Nevertheless, it is not well to trust to accident, for there is sometimes an imperceptible and incomprehensible logic in the workings of history. Fortunately, peoples as well as governments are subject to it.
Therefore, we repeat, and we will ever repeat, while there is time, that it is better to keep pace with the desires of a people than to give way before them: the former begets sympathy and love, the latter contempt and anger. Since it is necessary to grant six million Filipinos their rights, so that they may be in fact Spaniards, let the government grant these rights freely and spontaneously, without damaging reservations, without irritating mistrust. We shall never tire of repeating this while a ray of hope is left us, for we prefer this unpleasant task to the need of some day saying to the mother country: “Spain, we have spent our youth in serving thy interests in the interests of our country; we have looked to thee, we have expended the whole light of our intellects, all the fervor and enthusiasm of our hearts in working for the good of what was thine, to draw from thee a glance of love, a liberal policy that would assure us the peace of our native land and thy sway over loyal but unfortunate islands! Spain, thou hast remained deaf, and, wrapped up in thy pride, hast pursued thy fatal course and accused us of being traitors, merely because we love our country, because we tell thee the truth and hate all kinds of injustice. What dost thou wish us to tell our wretched country, when it asks about the result of our efforts? Must we say to it that, since for it we have lost everything—youth, future, hope, peace, family; since in its service we have exhausted all the resources of hope, all the disillusions of desire, it also takes the residue which we can not use, the blood from our veins and the strength left in our arms? Spain, must we some day tell Filipinas that thou hast no ear for her woes and that if she wishes to be saved she must redeem herself?”

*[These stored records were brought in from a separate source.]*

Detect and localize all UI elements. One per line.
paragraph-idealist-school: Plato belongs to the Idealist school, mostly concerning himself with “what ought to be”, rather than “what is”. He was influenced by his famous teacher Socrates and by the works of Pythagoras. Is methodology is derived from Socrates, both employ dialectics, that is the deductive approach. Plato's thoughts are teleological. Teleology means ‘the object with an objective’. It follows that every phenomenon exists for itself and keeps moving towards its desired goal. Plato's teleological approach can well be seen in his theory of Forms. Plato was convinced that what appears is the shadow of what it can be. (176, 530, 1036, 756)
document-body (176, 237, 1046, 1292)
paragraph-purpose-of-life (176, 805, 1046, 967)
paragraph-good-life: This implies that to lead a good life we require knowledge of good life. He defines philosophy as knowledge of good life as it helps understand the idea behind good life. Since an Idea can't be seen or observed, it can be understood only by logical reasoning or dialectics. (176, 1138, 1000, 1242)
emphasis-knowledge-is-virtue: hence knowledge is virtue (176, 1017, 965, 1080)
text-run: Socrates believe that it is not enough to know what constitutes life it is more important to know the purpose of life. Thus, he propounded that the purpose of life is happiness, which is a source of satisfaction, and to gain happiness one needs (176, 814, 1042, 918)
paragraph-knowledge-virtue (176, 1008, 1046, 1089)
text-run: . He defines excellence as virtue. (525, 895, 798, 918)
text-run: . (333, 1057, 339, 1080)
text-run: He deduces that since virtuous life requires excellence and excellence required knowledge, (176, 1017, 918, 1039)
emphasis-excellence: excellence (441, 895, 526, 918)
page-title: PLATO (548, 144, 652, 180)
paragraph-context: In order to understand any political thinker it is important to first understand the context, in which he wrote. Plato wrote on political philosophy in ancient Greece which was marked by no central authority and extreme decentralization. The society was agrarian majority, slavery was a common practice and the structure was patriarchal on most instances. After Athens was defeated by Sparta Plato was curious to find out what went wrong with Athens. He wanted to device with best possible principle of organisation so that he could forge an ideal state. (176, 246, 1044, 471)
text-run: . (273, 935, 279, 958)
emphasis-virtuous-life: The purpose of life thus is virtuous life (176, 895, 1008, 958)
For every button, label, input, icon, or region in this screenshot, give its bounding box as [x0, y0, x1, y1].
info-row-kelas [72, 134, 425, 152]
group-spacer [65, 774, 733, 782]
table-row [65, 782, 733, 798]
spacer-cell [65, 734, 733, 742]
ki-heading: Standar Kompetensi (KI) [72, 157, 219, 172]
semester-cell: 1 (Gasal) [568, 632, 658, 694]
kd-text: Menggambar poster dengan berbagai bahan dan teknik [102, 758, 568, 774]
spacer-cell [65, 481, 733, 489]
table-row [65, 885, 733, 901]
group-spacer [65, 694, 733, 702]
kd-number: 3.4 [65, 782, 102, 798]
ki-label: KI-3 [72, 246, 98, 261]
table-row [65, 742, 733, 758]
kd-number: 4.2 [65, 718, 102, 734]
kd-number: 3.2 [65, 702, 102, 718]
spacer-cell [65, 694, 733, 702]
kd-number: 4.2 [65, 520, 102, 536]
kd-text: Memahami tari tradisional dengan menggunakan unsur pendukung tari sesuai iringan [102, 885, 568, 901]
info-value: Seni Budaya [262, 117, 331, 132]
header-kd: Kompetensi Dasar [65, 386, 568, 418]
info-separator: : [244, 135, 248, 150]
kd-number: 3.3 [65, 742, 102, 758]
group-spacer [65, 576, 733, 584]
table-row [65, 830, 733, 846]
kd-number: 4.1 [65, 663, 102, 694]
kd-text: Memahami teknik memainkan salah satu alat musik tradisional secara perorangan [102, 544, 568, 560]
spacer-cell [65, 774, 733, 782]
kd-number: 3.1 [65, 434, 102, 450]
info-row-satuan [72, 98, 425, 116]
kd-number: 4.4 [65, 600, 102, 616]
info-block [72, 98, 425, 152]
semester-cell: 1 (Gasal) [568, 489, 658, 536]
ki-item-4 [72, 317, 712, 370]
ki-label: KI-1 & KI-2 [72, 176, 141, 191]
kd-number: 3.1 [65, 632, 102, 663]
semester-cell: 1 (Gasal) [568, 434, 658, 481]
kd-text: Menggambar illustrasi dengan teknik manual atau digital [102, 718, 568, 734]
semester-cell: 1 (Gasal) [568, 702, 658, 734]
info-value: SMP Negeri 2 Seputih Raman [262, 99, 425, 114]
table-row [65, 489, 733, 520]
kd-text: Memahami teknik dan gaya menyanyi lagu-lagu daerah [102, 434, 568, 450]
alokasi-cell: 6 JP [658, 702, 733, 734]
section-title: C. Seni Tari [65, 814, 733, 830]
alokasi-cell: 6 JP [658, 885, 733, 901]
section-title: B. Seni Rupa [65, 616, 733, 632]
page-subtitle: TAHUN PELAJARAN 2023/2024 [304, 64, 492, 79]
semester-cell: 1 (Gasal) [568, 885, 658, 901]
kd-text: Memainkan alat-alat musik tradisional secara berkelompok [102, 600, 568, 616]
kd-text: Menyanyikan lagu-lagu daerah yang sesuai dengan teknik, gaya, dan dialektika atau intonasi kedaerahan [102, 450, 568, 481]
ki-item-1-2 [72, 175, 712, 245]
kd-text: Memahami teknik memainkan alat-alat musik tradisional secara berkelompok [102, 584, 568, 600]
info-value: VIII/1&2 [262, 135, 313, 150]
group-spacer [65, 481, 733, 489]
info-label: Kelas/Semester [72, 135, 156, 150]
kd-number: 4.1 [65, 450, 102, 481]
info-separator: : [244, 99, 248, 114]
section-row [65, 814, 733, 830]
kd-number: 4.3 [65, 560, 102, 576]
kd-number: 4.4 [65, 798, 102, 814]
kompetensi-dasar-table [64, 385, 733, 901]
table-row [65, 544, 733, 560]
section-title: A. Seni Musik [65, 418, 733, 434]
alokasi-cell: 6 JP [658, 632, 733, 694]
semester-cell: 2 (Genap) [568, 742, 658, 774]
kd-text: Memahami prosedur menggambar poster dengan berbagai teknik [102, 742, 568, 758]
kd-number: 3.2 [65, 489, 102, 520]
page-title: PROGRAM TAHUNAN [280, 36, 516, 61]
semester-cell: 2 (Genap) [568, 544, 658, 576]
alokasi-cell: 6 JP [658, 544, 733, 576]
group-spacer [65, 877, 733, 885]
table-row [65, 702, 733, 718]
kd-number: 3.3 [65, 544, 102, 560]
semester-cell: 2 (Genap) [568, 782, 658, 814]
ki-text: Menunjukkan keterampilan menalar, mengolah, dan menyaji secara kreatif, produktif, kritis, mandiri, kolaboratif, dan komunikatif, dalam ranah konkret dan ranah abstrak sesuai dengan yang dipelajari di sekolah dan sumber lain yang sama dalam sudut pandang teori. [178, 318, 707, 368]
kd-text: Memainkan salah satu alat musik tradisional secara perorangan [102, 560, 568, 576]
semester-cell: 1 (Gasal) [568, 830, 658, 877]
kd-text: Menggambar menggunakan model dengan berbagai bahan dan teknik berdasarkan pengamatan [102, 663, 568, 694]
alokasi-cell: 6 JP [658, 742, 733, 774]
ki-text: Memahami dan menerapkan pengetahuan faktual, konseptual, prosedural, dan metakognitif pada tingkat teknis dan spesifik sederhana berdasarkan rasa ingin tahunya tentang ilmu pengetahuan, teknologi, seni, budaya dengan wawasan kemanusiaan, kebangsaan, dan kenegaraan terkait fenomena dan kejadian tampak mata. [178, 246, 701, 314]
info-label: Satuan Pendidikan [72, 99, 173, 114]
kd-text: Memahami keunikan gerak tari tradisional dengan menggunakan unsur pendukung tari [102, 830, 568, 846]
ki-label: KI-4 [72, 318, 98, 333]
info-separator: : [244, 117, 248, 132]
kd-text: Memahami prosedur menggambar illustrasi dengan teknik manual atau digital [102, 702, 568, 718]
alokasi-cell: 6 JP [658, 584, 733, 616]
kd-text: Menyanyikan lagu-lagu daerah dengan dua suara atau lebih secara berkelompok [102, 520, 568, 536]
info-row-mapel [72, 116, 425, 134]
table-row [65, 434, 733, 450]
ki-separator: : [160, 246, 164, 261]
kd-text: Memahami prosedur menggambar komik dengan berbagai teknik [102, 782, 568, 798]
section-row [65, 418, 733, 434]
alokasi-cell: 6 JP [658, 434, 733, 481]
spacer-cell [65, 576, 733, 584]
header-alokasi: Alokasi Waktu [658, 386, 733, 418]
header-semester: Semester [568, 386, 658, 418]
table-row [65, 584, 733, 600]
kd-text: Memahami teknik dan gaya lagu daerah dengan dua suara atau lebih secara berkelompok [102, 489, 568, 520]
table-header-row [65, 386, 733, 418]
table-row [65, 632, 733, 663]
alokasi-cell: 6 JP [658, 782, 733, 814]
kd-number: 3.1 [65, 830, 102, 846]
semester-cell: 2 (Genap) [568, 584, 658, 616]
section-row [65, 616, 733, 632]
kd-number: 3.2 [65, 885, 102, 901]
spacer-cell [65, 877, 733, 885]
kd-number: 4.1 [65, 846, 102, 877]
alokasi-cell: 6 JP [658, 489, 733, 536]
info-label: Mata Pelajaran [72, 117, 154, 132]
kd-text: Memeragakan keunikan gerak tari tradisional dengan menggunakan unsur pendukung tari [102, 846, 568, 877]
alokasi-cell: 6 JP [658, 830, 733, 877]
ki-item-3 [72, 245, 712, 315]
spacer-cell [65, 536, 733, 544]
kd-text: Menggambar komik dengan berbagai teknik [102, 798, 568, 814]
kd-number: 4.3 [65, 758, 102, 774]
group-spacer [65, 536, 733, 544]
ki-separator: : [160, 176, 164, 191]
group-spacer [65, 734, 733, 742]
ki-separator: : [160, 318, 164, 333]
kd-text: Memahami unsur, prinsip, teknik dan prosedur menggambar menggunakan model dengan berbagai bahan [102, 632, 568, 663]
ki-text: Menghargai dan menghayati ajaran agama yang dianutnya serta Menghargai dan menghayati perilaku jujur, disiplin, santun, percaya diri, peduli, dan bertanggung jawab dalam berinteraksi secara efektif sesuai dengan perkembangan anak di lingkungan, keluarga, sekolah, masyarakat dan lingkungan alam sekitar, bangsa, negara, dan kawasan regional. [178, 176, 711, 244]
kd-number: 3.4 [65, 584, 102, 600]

[1] An encomendero was a Spanish soldier who as a reward for faithful service was set over a district with power to collect tribute and the duty of providing the people with legal protection and religious instruction. This arrangement is memorable in early Philippine annals chiefly for the flagrant abuses that appear to have characterized it.
[2] No official was allowed to leave the Islands at the expiration of his term of office until his successor or a council appointed by the sovereign inquired into all the acts of his administration and approved them. (This residencia was a fertile source of recrimination and retaliation, so the author quite aptly refers to it a little further on as “the ancient show of justice.”
[3] The penal code was promulgated in the Islands by Royal Order of September 4, 1884.
[4] Cervantes’ “[Don Quijote],” Part II, chapter 47.